What is biting me?

Asked May 12, 2014, 3:23 AM EDT

Hello and thank you in advance for your time!

I have an office in my basement. I've worked here since last May. About a month to two months ago, I began feeling small bites on my legs and arms. I only have small marks on my skin where something has tried to burrow into my skin. I caught two of these things...they're extremely small, maybe 10mm long. We had an exterminator spray the office, but I didn't have the criminals caught yet, so I couldn't show them to him.

Where can I take these specimens to be examined? These things are causing me great pain...I need to fix this. I've attached a picture that I took with my iphone...it will probably offer very, very little information, but it's there.

THANK YOU!

Broomfield County Colorado

2 Responses

Diagnosing a sample such as this is difficult as there are many possible causes, including many that do not involve insects/mites, that cause symptoms often described as insect bites. A review of some of the causes in Colorado is discussed in the publication: http://www.ext.colostate.edu/pubs/insect/bug_bites.html

At this time of year swallow bugs are an issue in homes on which swallows were nesting the previous year. Fleas being picked up outdoors (originating from rabbits, fox, skunks, squirrels) and carried in on pets is a possible cause of biting insects that also occurs around this time of year. And at any time of year there can be bed bugs as well as various mites associated with pets that incidentally bite people.

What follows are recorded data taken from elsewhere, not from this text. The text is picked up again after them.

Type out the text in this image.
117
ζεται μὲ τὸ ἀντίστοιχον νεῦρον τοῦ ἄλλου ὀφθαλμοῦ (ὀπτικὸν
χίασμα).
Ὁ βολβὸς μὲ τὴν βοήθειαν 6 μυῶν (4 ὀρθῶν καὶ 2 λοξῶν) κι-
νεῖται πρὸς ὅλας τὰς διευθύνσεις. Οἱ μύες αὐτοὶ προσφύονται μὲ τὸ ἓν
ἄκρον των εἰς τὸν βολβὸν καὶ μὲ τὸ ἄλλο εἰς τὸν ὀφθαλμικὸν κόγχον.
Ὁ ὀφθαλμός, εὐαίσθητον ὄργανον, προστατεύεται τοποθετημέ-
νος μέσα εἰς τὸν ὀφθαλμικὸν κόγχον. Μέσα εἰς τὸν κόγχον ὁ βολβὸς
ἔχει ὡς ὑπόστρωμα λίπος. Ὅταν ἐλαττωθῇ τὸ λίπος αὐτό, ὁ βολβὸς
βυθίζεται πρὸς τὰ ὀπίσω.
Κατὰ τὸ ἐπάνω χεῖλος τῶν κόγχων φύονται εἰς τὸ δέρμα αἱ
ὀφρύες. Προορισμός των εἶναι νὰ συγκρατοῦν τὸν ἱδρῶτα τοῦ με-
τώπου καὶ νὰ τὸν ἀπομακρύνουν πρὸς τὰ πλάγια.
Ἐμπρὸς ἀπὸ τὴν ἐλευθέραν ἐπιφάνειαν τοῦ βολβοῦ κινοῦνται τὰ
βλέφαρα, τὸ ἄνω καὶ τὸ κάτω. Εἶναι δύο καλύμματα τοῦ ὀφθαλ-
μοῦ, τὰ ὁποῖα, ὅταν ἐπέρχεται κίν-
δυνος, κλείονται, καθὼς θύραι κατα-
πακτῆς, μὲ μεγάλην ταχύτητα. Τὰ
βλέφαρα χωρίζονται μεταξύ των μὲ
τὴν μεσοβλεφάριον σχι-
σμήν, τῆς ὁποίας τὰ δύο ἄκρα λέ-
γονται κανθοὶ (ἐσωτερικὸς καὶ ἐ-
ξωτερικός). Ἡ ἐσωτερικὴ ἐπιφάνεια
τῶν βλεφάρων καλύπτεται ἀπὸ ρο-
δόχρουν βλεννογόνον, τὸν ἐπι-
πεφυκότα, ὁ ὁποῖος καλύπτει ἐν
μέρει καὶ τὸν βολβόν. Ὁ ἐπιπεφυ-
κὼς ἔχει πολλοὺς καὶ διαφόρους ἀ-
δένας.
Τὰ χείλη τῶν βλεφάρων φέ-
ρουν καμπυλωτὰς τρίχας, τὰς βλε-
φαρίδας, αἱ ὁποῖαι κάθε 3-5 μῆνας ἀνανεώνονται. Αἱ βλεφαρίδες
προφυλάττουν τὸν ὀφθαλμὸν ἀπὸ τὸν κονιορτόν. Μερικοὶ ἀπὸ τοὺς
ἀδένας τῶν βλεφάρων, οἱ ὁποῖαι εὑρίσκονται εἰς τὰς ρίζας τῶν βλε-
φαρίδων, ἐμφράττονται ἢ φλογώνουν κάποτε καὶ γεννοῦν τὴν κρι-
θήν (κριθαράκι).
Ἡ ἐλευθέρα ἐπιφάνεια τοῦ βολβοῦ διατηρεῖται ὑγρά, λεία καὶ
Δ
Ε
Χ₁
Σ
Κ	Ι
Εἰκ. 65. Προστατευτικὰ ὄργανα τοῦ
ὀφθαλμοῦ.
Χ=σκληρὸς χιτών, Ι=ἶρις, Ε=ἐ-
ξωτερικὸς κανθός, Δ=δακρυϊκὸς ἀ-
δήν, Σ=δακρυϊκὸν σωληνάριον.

The photos you have provided do not provide enough detail to determine what they are. However, they appear to lack the segmentation or appendages that would be characteristic of an insect or mite; if so they are not the cause of the bite.

As it is impossible to diagnose suspected bites from symptoms alone, the only assistance we can provide is to offer to examine specific items suspected of being insects/mites and then identifying if they are. If you do have some samples of this type then they can be sent for identification to CSU. Samples are often best provided on clear tape, which can be fastened to a card; alternately sometimes good samples can be acquired by use of the various sticky insect traps commonly sold at hardware stores.

Most often samples of insects are first submitted to the CSU Extension office of the county where it originates; the link for Broomfield County is: http://www.ext.colostate.edu/cedirectory/c_detail.cfm?index=8&countyA=Broomfield

Alternately they can be sent to Dept. BSPM-1177, attn. Whitney Cranshaw, Colorado State University, Fort Collins, CO 80523. If samples are mailed to this address please provide email contact information.




Whitney - THANK YOU so very much for this information. I have contacted the Broomfield office and will take them there immediately. Mikila (hopefully spelled correctly) said that, if she can't identify them, she will send them to you for further investigation.